Нет. Определённо нет.
Шум усиливается, накрывает тяжёлой волной. Машинально втягиваю голову в плечи, ожидая удара ледяной стены дождя. Шум ближе, заполняет лёгкие, бежит по венам рук и ног, пульсирует в висках. Его перекрывает разносящийся далеко по полям и лесу гудок. Поезд!
Только теперь замечаю сгущающийся сумрак. Вечереет. Мягко оттолкнувшись от ствола, бегу к просвету между деревьями. Успеть. Успеть! Следующий поезд придёт в Город после наступления темноты, и мне не сойти с него незамеченной. Ночью выставляют несколько постов на подходе и станциях. А сидеть до утра в лесу – безумие, даже самые отважные из охранников не выходят в темноту по одиночке.

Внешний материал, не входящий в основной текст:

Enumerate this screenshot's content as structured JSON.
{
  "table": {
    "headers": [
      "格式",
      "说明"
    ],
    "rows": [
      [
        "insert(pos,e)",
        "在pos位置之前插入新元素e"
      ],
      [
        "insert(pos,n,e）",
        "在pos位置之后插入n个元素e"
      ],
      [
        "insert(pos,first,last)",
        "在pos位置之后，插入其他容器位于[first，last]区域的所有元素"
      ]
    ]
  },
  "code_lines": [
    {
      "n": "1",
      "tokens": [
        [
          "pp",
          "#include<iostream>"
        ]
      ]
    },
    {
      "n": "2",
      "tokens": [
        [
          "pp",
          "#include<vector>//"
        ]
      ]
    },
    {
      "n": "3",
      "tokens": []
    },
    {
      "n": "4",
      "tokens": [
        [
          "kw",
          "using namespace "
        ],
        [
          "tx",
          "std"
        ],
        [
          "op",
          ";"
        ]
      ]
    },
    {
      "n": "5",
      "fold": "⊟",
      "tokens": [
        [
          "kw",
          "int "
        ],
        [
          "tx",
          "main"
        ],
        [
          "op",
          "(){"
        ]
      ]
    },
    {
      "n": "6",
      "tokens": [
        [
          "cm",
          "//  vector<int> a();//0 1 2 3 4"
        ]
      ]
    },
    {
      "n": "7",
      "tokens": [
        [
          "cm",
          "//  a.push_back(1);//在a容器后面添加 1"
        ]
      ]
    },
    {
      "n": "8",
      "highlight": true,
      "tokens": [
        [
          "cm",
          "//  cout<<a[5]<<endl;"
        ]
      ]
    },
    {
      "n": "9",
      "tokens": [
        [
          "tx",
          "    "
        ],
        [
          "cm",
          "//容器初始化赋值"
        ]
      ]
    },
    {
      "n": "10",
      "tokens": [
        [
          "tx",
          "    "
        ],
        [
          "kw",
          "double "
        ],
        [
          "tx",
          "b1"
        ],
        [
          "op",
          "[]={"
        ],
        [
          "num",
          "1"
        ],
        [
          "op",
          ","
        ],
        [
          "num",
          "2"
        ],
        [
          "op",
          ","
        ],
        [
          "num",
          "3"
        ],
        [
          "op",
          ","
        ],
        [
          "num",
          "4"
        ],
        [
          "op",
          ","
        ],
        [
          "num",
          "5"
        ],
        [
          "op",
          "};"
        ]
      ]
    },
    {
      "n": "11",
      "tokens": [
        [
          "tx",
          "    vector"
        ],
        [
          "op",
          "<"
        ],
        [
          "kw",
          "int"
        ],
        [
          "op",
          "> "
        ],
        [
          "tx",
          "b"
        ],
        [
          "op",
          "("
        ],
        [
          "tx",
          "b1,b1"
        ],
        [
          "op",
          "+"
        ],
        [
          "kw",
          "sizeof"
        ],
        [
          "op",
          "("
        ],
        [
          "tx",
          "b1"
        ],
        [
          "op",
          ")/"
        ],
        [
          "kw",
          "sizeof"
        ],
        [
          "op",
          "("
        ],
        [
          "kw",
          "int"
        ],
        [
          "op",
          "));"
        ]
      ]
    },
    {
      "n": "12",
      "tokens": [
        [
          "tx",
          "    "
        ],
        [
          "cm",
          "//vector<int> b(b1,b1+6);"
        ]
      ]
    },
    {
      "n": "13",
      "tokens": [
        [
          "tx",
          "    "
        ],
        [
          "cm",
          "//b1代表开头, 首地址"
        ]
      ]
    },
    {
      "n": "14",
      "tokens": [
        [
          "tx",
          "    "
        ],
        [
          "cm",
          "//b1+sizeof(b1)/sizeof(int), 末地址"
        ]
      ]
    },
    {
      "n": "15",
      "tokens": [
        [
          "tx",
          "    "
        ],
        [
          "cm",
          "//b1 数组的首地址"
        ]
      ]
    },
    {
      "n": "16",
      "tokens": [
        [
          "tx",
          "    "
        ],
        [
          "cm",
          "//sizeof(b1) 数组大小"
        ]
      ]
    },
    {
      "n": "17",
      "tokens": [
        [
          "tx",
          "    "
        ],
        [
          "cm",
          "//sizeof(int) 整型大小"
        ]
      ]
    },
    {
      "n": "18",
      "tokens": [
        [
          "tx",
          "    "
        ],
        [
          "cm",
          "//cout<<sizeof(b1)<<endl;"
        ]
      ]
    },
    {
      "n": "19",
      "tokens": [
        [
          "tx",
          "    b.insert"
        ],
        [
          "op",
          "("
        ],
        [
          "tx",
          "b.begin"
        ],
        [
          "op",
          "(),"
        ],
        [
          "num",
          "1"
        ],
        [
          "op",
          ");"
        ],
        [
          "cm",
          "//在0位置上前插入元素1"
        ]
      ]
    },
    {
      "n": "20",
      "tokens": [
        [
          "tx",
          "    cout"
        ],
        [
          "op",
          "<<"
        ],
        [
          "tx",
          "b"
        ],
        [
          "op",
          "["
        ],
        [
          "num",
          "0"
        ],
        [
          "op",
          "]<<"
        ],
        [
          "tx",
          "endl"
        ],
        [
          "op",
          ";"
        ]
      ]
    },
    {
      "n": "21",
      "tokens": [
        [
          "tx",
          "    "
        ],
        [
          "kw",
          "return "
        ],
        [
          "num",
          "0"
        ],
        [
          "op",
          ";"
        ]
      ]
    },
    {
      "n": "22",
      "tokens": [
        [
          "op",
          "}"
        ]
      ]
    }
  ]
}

Ноги скользят, разъезжаются на глине и мокрой от дождя траве. Дыхание сбивается, в горле и груди горит. Деревья расступаются, полубегу, полукачусь с холма к железной дороге. И успеваю заскочить в один из последних вагонов – открытую товарную тележку. Повиснув на борту, с трудом подтягиваюсь, перекидываю одну ногу, другую. Падаю на пол и хрипло смеюсь. Отдышавшись, переползаю в угол, стягиваю кофту и пытаюсь привести её в более-менее приличный вид. Но она безнадёжно испорчена: грязь отмоется, но смола въелась намертво. Накрываюсь, как одеялом, и прищуриваю глаза. Капли на ресницах искажают обзор. Поезд бежит вперёд, оставляя за собой тонкие дрожащие рельсы.

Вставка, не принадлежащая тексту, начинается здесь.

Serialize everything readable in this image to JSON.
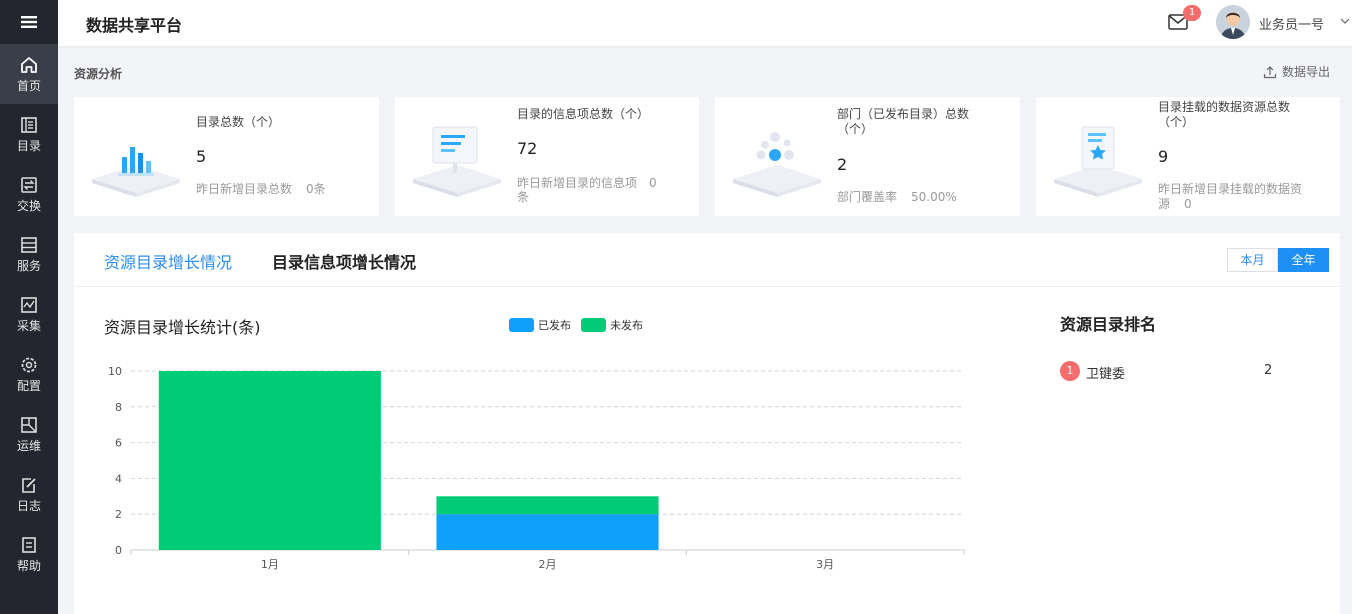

На жёлтой плитке остаются неясные разводы, на серой – чёткий след ботинка. Поднимаю ногу, чтобы снять налипшие листья, и замираю. Кофта. Разморенная теплом, я забыла её выкинуть и пронесла в руке целую улицу. Порванную, грязную, ведущую за собой на дороге длинную цепочку капель. Перебегаю дорогу, торопливо засовываю опасную улику в мусорный контейнер. Оттуда она попадёт прямиком в перерабатывающий цех. Вытираю влажными ладонями джинсы, футболку. Смахиваю прилипшую за ухом хвоинку. Кажется, порядок.
Темнеет, в окнах зажигаются отсветы фонарей. На стенах домов длинные размытые тени. Дождь прошёл мимо, небо над крышами от ярко-оранжевого до насыщенного синего, на нём редкие звёзды. Пограничная зона – одно из самых тихих, спокойных мест Города, люди редко засиживаются на улице допоздна. Ночью слышно только постукивание колёс поездов и неразборчивые голоса охранников, патрулирующих улицы.
Зябко передёрнув плечами, ускоряю шаг. Стараюсь держаться в тени. Пройти две улицы, семь минут пути. Набираю на панели код, толкаю вперёд дверь. Подъёмник не спеша довозит на тринадцатый этаж. Прикрываю ладонью звон ключей. И вот он – дом. Вымученно улыбнувшись, в ботинках иду в комнату, утыкаюсь лицом в грудь брату. На спину ложатся сухие горячие руки. Я вернулась. Я живая.
-Селина, ты ненормальная.
Пальцы обжигает горячая кружка, язык – горячий напиток. Сводит скулы: кислятина. Но спорить бессмысленно, холод пробрался до самых костей и потряхивает изнутри.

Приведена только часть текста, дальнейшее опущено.